Für das Verhältnis Gottes zu jedem Einzelnen von uns und für sein Verhältnis zur gesamten Menschheit kennt die Bibel die Metapher des Hirten mit seinen Schafen. Vielleicht sind wir so sehr an dieses Bild gewöhnt, dass es leicht seine Aussagekraft verliert.

Wenn Jesus von sich sagt: Ich bin der gute Hirt, so ist das zunächst eine Aussage über Gott durch den Mund Jesu. Der Psalm 23 drückt es so aus:

„Jahwe, der HERR ist mein Hirt, nichts wird mir fehlen.

Er lässt mich lagern auf grünen Auen und führt mich zum Ruheplatz am Wasser.

Meine Lebenskraft bringt er zurück. Er führt mich auf Pfaden der Gerechtigkeit, getreu seinem Namen.

Auch wenn ich gehe im finsteren Tal, ich fürchte kein Unheil;

denn du bist bei mir, dein Stock und dein Stab, sie trösten mich.“

Es gehört zu den jüdisch-christlichen Grundüberzeugungen: Gott lässt mich finden, was ich zum Leben brauche; er führt mich auch aus aller Not heraus. Und er lässt mich finden, was mein Leben schön und leicht macht, was es bereichert. Wenn wir aufmerksam sind, machen wir täglich solche bereichernden Erfahrungen. In ihnen erleben wir Gott als den allumfassend guten Hirten. Er kennt uns und sorgt für uns.

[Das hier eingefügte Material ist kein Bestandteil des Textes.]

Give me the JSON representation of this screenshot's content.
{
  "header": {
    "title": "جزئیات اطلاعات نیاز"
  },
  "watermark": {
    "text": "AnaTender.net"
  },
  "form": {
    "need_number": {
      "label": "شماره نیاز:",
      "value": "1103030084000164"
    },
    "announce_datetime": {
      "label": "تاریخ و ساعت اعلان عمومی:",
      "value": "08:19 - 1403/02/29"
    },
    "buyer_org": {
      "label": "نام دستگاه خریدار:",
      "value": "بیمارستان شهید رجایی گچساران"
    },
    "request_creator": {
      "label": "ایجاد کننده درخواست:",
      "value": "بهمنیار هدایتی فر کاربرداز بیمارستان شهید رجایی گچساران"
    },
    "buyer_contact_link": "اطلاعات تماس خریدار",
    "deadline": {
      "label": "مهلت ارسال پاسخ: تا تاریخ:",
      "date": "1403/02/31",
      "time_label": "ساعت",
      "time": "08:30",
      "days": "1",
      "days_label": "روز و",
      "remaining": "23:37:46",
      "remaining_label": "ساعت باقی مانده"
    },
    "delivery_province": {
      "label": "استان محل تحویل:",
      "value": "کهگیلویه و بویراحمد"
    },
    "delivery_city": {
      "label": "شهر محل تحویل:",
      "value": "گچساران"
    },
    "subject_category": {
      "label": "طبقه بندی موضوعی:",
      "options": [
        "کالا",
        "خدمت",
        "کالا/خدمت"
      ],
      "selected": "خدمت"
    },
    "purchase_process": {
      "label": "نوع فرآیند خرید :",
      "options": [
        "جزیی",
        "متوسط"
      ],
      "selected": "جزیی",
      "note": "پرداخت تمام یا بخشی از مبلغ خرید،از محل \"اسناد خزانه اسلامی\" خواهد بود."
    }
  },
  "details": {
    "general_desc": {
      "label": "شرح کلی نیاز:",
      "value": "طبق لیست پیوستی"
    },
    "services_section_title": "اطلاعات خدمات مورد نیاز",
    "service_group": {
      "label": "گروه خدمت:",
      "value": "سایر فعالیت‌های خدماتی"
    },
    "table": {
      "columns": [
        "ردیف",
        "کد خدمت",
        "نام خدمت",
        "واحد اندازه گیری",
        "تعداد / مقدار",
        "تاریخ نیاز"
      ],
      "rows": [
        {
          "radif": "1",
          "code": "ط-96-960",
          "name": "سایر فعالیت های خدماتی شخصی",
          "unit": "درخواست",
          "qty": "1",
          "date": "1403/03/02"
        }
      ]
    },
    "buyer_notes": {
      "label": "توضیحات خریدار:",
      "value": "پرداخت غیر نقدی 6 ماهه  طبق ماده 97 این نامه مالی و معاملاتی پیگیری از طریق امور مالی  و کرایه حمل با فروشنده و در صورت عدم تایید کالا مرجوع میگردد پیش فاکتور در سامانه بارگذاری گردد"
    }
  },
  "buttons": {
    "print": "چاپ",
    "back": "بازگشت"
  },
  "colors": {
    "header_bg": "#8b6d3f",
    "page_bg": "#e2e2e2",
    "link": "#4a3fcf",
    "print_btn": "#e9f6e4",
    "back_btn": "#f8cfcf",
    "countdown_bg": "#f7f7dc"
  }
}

Sind da aber nicht auch die kirchlichen Hirten? Bischöfe und Pastorinnen, Männer und Frauen im pastoralen Dienst, das heißt im Hirten-Dienst? Sie sind zunächst wie alle Glaubenden und Getauften Schafe Gottes, Teil seiner Herde. Sie haben lediglich innerhalb der Herde die besondere Aufgabe, uns auf die Hirtensorge Gottes hinzuweisen und sie erfahrbar zu machen, zum Beispiel in den Sakramenten. Ihre Rituale und Worte, auch ihre Leitungsimpulse können uns helfen, die Spuren der Sorge Gottes zu entdecken, auch in schwierigen Zeiten, mit den Worten von Psalm 23 „im finsteren Tal“. Auf jeden Fall bleiben auch sie Schafe seiner umfassenden Sorge. Das gilt auch vom neugewählten Papst Leo XIV. Viele Menschen, auch Nichtchristen, haben die Hoffnung, dass der Friedenswunsch, mit dem er seine erste Rede begann, Wirkung in unserer Welt zeigen wird.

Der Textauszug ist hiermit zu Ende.